A resourceful person with nothing will beat a person with everything and no drive. Every. Single. Time.

How to Build Your "Way" Today

Stop looking for a map. Maps are for places people have already been. If you're trying to do something great, you're in the woods.

  • Audit your excuses. Write down why you "can't" do something. Look at that list. Is it actually impossible, or is it just uncomfortable? Most "impossible" things are just a collection of very uncomfortable tasks.
  • Find a "Proxy for Will." If you can't find the drive in yourself yet, find someone who has done it. Read biographies. Not "self-help" books—actual life stories. You’ll see that every person you admire spent a long time in a place where there was no "way" in sight.
  • Commit to the Pivot. When one path blocks, don't go home. Turn left. Then turn right. Just keep moving. The "way" is often a zigzag, not a straight line.

The phrase "where there's a will there's a way" isn't just a comfort for the struggling. It's a fundamental law of human progress. Without it, we'd still be huddling in caves, afraid of the dark, waiting for a "way" to stay warm to just appear. We didn't wait.

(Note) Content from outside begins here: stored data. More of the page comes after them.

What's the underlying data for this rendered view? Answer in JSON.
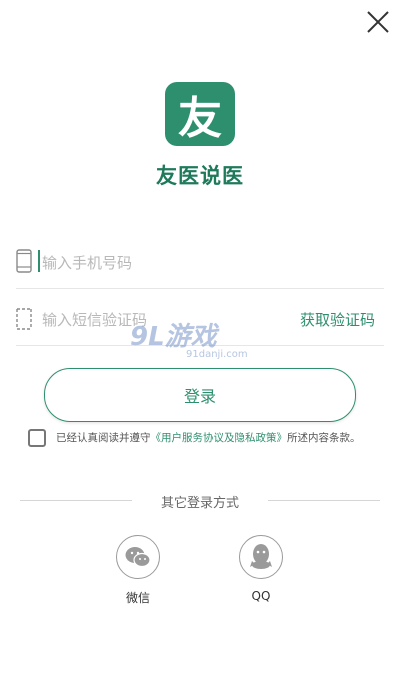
{
  "app": {
    "name": "友医说医",
    "logo_char": "友"
  },
  "form": {
    "phone_placeholder": "输入手机号码",
    "code_placeholder": "输入短信验证码",
    "get_code_label": "获取验证码",
    "login_label": "登录"
  },
  "agreement": {
    "prefix": "已经认真阅读并遵守",
    "link": "《用户服务协议及隐私政策》",
    "suffix": "所述内容条款。"
  },
  "other_login": {
    "title": "其它登录方式",
    "wechat_label": "微信",
    "qq_label": "QQ"
  },
  "watermark": {
    "text": "9L游戏",
    "sub": "91danji.com"
  },
  "colors": {
    "accent": "#2e8f6f",
    "divider": "#e6e6e6"
  }
}
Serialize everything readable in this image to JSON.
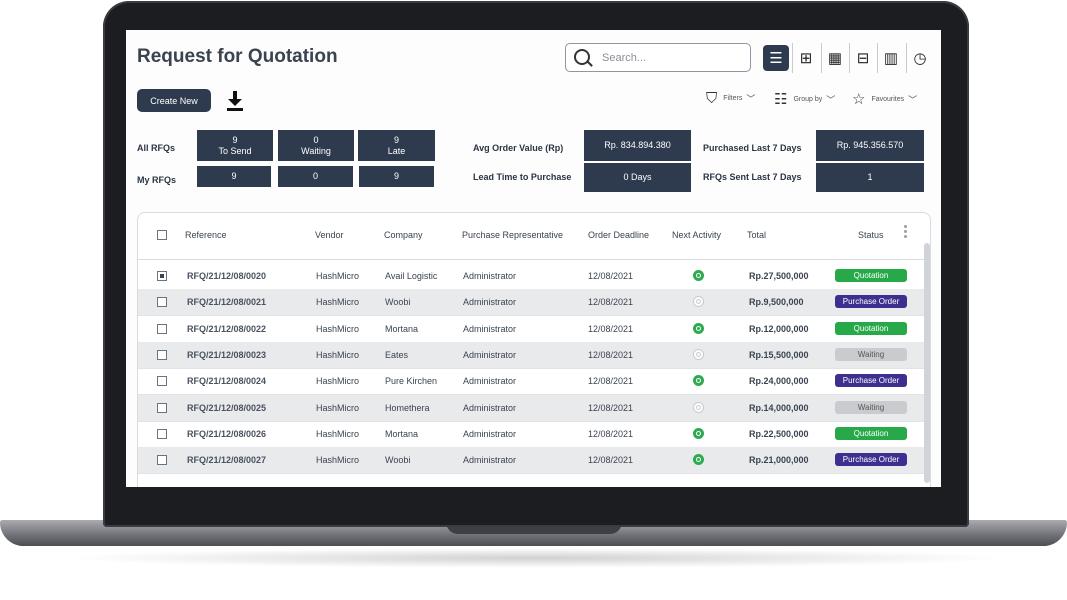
{
  "page": {
    "title": "Request for Quotation"
  },
  "search": {
    "placeholder": "Search..."
  },
  "views": [
    "list-icon",
    "kanban-icon",
    "calendar-icon",
    "pivot-icon",
    "graph-icon",
    "activity-icon"
  ],
  "toolbar": {
    "create_label": "Create New",
    "filters_label": "Filters",
    "groupby_label": "Group by",
    "favourites_label": "Favourites"
  },
  "summary": {
    "all_rfqs_label": "All RFQs",
    "my_rfqs_label": "My RFQs",
    "all": [
      {
        "count": "9",
        "label": "To Send"
      },
      {
        "count": "0",
        "label": "Waiting"
      },
      {
        "count": "9",
        "label": "Late"
      }
    ],
    "my": [
      "9",
      "0",
      "9"
    ],
    "avg_order_label": "Avg Order Value (Rp)",
    "avg_order_value": "Rp. 834.894.380",
    "lead_time_label": "Lead Time to Purchase",
    "lead_time_value": "0 Days",
    "purchased_label": "Purchased Last 7 Days",
    "purchased_value": "Rp. 945.356.570",
    "rfqs_sent_label": "RFQs Sent Last 7 Days",
    "rfqs_sent_value": "1"
  },
  "table": {
    "columns": [
      "Reference",
      "Vendor",
      "Company",
      "Purchase Representative",
      "Order Deadline",
      "Next Activity",
      "Total",
      "Status"
    ],
    "rows": [
      {
        "reference": "RFQ/21/12/08/0020",
        "vendor": "HashMicro",
        "company": "Avail Logistic",
        "rep": "Administrator",
        "deadline": "12/08/2021",
        "activity": "green",
        "total": "Rp.27,500,000",
        "status": "Quotation",
        "status_type": "quotation",
        "checked": true
      },
      {
        "reference": "RFQ/21/12/08/0021",
        "vendor": "HashMicro",
        "company": "Woobi",
        "rep": "Administrator",
        "deadline": "12/08/2021",
        "activity": "gray",
        "total": "Rp.9,500,000",
        "status": "Purchase Order",
        "status_type": "po",
        "checked": false
      },
      {
        "reference": "RFQ/21/12/08/0022",
        "vendor": "HashMicro",
        "company": "Mortana",
        "rep": "Administrator",
        "deadline": "12/08/2021",
        "activity": "green",
        "total": "Rp.12,000,000",
        "status": "Quotation",
        "status_type": "quotation",
        "checked": false
      },
      {
        "reference": "RFQ/21/12/08/0023",
        "vendor": "HashMicro",
        "company": "Eates",
        "rep": "Administrator",
        "deadline": "12/08/2021",
        "activity": "gray",
        "total": "Rp.15,500,000",
        "status": "Waiting",
        "status_type": "waiting",
        "checked": false
      },
      {
        "reference": "RFQ/21/12/08/0024",
        "vendor": "HashMicro",
        "company": "Pure Kirchen",
        "rep": "Administrator",
        "deadline": "12/08/2021",
        "activity": "green",
        "total": "Rp.24,000,000",
        "status": "Purchase Order",
        "status_type": "po",
        "checked": false
      },
      {
        "reference": "RFQ/21/12/08/0025",
        "vendor": "HashMicro",
        "company": "Homethera",
        "rep": "Administrator",
        "deadline": "12/08/2021",
        "activity": "gray",
        "total": "Rp.14,000,000",
        "status": "Waiting",
        "status_type": "waiting",
        "checked": false
      },
      {
        "reference": "RFQ/21/12/08/0026",
        "vendor": "HashMicro",
        "company": "Mortana",
        "rep": "Administrator",
        "deadline": "12/08/2021",
        "activity": "green",
        "total": "Rp.22,500,000",
        "status": "Quotation",
        "status_type": "quotation",
        "checked": false
      },
      {
        "reference": "RFQ/21/12/08/0027",
        "vendor": "HashMicro",
        "company": "Woobi",
        "rep": "Administrator",
        "deadline": "12/08/2021",
        "activity": "green",
        "total": "Rp.21,000,000",
        "status": "Purchase Order",
        "status_type": "po",
        "checked": false
      }
    ]
  },
  "colors": {
    "primary": "#2e3a4d",
    "quotation": "#27a94a",
    "purchase_order": "#3c2f8f",
    "waiting": "#c9cbcf"
  }
}
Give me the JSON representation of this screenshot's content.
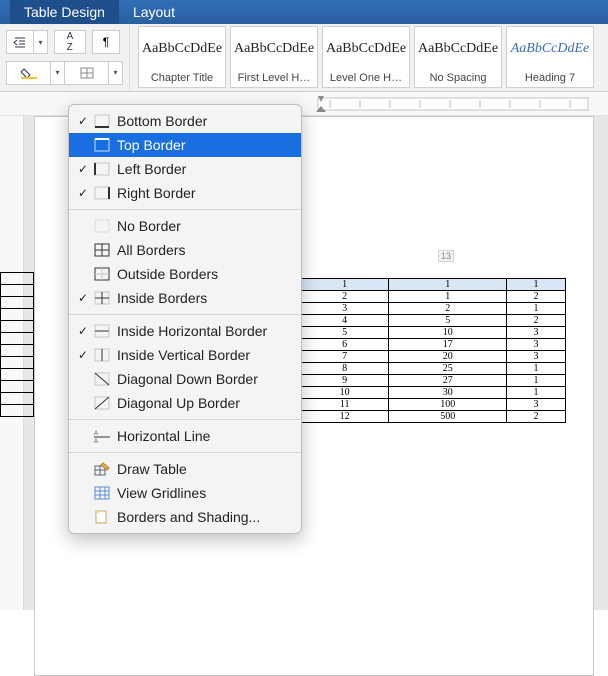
{
  "ribbon": {
    "tabs": {
      "table_design": "Table Design",
      "layout": "Layout"
    }
  },
  "styles": {
    "preview": "AaBbCcDdEe",
    "items": [
      {
        "label": "Chapter Title"
      },
      {
        "label": "First Level H…"
      },
      {
        "label": "Level One H…"
      },
      {
        "label": "No Spacing"
      },
      {
        "label": "Heading 7",
        "italic": true
      }
    ]
  },
  "menu": {
    "bottom_border": "Bottom Border",
    "top_border": "Top Border",
    "left_border": "Left Border",
    "right_border": "Right Border",
    "no_border": "No Border",
    "all_borders": "All Borders",
    "outside_borders": "Outside Borders",
    "inside_borders": "Inside Borders",
    "inside_horizontal": "Inside Horizontal Border",
    "inside_vertical": "Inside Vertical Border",
    "diag_down": "Diagonal Down Border",
    "diag_up": "Diagonal Up Border",
    "horizontal_line": "Horizontal Line",
    "draw_table": "Draw Table",
    "view_gridlines": "View Gridlines",
    "borders_shading": "Borders and Shading..."
  },
  "balloon": "13",
  "chart_data": {
    "type": "table",
    "columns": 3,
    "rows": [
      [
        1,
        1,
        1
      ],
      [
        2,
        1,
        2
      ],
      [
        3,
        2,
        1
      ],
      [
        4,
        5,
        2
      ],
      [
        5,
        10,
        3
      ],
      [
        6,
        17,
        3
      ],
      [
        7,
        20,
        3
      ],
      [
        8,
        25,
        1
      ],
      [
        9,
        27,
        1
      ],
      [
        10,
        30,
        1
      ],
      [
        11,
        100,
        3
      ],
      [
        12,
        500,
        2
      ]
    ]
  }
}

We willed fire into existence.

Go do the same with whatever mountain you're facing.

Actionable Steps to Strengthen Your Resolve

  1. Identify the "Wall": Write down the exact obstacle stopping you. Is it money? Knowledge? Fear?
  2. The 10-Option Exercise: Force yourself to write 10 ridiculous, even stupid, ways to get around that obstacle. Usually, option 7 or 8 is the "way" you were too scared to see.
  3. Shorten the Horizon: Don't look at the whole mountain. Just look at the next 10 feet. If you have the will to move 10 feet, you eventually find the way to the top.